Sign in to post your reply or Sign up for a free account.

Similar topics

5
by: Edward K. Ream | last post by:
Am I reading pep 277 correctly? On Windows NT/XP, should filenames always be converted to Unicode using the mbcs encoding? For example, myFile = unicode(__file__, "mbcs", "strict") This...
1
by: Jonathon Blake | last post by:
All: Question Python is currently Unicode Compliant. What happens when strings are read in from text files that were created using GB 2312-1980, or KPS 9566-2003, or other, equally...
3
by: anthony hornby | last post by:
Hi, I am starting my honours degree project and part of it is going to be manipulating ASCII encoded XML files from a legacy database and converting them to Unicode and doing text processing stuff...
4
by: webdev | last post by:
lo all, some of the questions i'll ask below have most certainly been discussed already, i just hope someone's kind enough to answer them again to help me out.. so i started a python 2.3...
7
by: Robert | last post by:
Hello, I'm using Pythonwin and py2.3 (py2.4). I did not come clear with this: I want to use win32-fuctions like win32ui.MessageBox, listctrl.InsertItem ..... to get unicode strings on the...
15
by: John Salerno | last post by:
Forgive my newbieness, but I don't quite understand why Unicode is still something that needs special treatment in Python (and perhaps elsewhere).
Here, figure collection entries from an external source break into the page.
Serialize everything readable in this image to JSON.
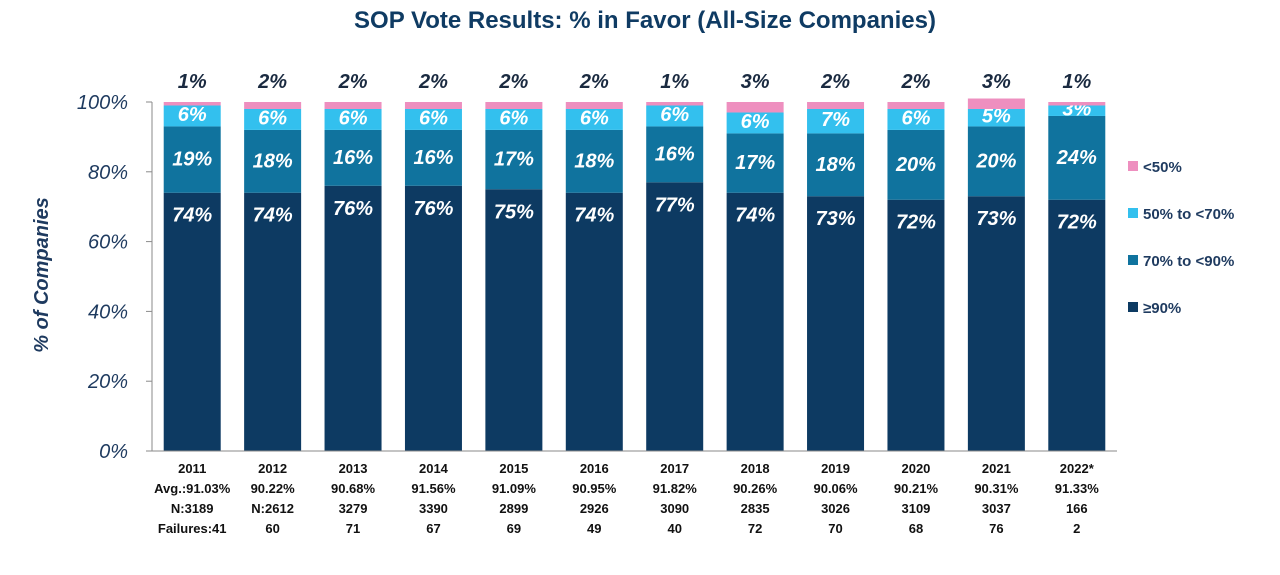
{
  "chart_data": {
    "type": "bar",
    "stacked": true,
    "title": "SOP Vote Results: % in Favor (All-Size Companies)",
    "ylabel": "% of Companies",
    "ylim": [
      0,
      100
    ],
    "yticks": [
      "0%",
      "20%",
      "40%",
      "60%",
      "80%",
      "100%"
    ],
    "categories": [
      "2011",
      "2012",
      "2013",
      "2014",
      "2015",
      "2016",
      "2017",
      "2018",
      "2019",
      "2020",
      "2021",
      "2022*"
    ],
    "category_details": [
      [
        "2011",
        "Avg.:91.03%",
        "N:3189",
        "Failures:41"
      ],
      [
        "2012",
        "90.22%",
        "N:2612",
        "60"
      ],
      [
        "2013",
        "90.68%",
        "3279",
        "71"
      ],
      [
        "2014",
        "91.56%",
        "3390",
        "67"
      ],
      [
        "2015",
        "91.09%",
        "2899",
        "69"
      ],
      [
        "2016",
        "90.95%",
        "2926",
        "49"
      ],
      [
        "2017",
        "91.82%",
        "3090",
        "40"
      ],
      [
        "2018",
        "90.26%",
        "2835",
        "72"
      ],
      [
        "2019",
        "90.06%",
        "3026",
        "70"
      ],
      [
        "2020",
        "90.21%",
        "3109",
        "68"
      ],
      [
        "2021",
        "90.31%",
        "3037",
        "76"
      ],
      [
        "2022*",
        "91.33%",
        "166",
        "2"
      ]
    ],
    "series": [
      {
        "name": "≥90%",
        "color": "#0d3a62",
        "values": [
          74,
          74,
          76,
          76,
          75,
          74,
          77,
          74,
          73,
          72,
          73,
          72
        ]
      },
      {
        "name": "70% to <90%",
        "color": "#10739e",
        "values": [
          19,
          18,
          16,
          16,
          17,
          18,
          16,
          17,
          18,
          20,
          20,
          24
        ]
      },
      {
        "name": "50% to <70%",
        "color": "#33c0ee",
        "values": [
          6,
          6,
          6,
          6,
          6,
          6,
          6,
          6,
          7,
          6,
          5,
          3
        ]
      },
      {
        "name": "<50%",
        "color": "#ee8fbf",
        "values": [
          1,
          2,
          2,
          2,
          2,
          2,
          1,
          3,
          2,
          2,
          3,
          1
        ]
      }
    ],
    "legend_order": [
      "<50%",
      "50% to <70%",
      "70% to <90%",
      "≥90%"
    ],
    "legend_position": "right",
    "grid": false
  }
}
I'm reading Dive Into Python right now, and it...
4
by: laxmikiran.bachu | last post by:
Can we have change a unicode string Type object to a Tuple type object.. If so how ????
1
by: Peter Robinson | last post by:
Dear list I am at my wits end on what seemed a very simple task: I have some greek text, nicely encoded in utf8, going in and out of a xml database, being passed over and beautifully displayed...
1
by: nkarkhan | last post by:
Hello, I have a list of strings, some of the strings might be unicode. I am trying to a .join operation on the list and the .join raises a unicode exception. I am looking for ways to get around...
0
by: Charles Arthur | last post by:
How do i turn on java script on a villaon, callus and itel keypad mobile phone
0
by: ryjfgjl | last post by:
In our work, we often receive Excel tables with data in the same format. If we want to analyze these data, it can be difficult to analyze them because the data is spread across multiple Excel files...
0
by: emmanuelkatto | last post by:
Hi All, I am Emmanuel katto from Uganda. I want to ask what challenges you've faced while migrating a website to cloud. Please let me know. Thanks! Emmanuel
0
BarryA
by: BarryA | last post by:
What are the essential steps and strategies outlined in the Data Structures and Algorithms (DSA) roadmap for aspiring data scientists? How can individuals effectively utilize this roadmap to progress...
1
by: nemocccc | last post by:
hello, everyone, I want to develop a software for my android phone for daily needs, any suggestions?
1
by: Sonnysonu | last post by:
This is the data of csv file 1 2 3 1 2 3 1 2 3 1 2 3 2 3 2 3 3 the lengths should be different i have to store the data by column-wise with in the specific length. suppose the i have to...
0
marktang
by: marktang | last post by:
ONU (Optical Network Unit) is one of the key components for providing high-speed Internet services. Its primary function is to act as an endpoint device located at the user's premises. However,...
0
by: Hystou | last post by:
Most computers default to English, but sometimes we require a different language, especially when relocating. Forgot to request a specific language before your computer shipped? No problem! You can...
0
by: Hystou | last post by:
Overview: Windows 11 and 10 have less user interface control over operating system update behaviour than previous versions of Windows. In Windows 11 and 10, there is no way to turn off the Windows...

By using Bytes.com and it's services, you agree to our Privacy Policy and Terms of Use.

To disable or enable advertisements and analytics tracking please visit the manage ads & tracking page.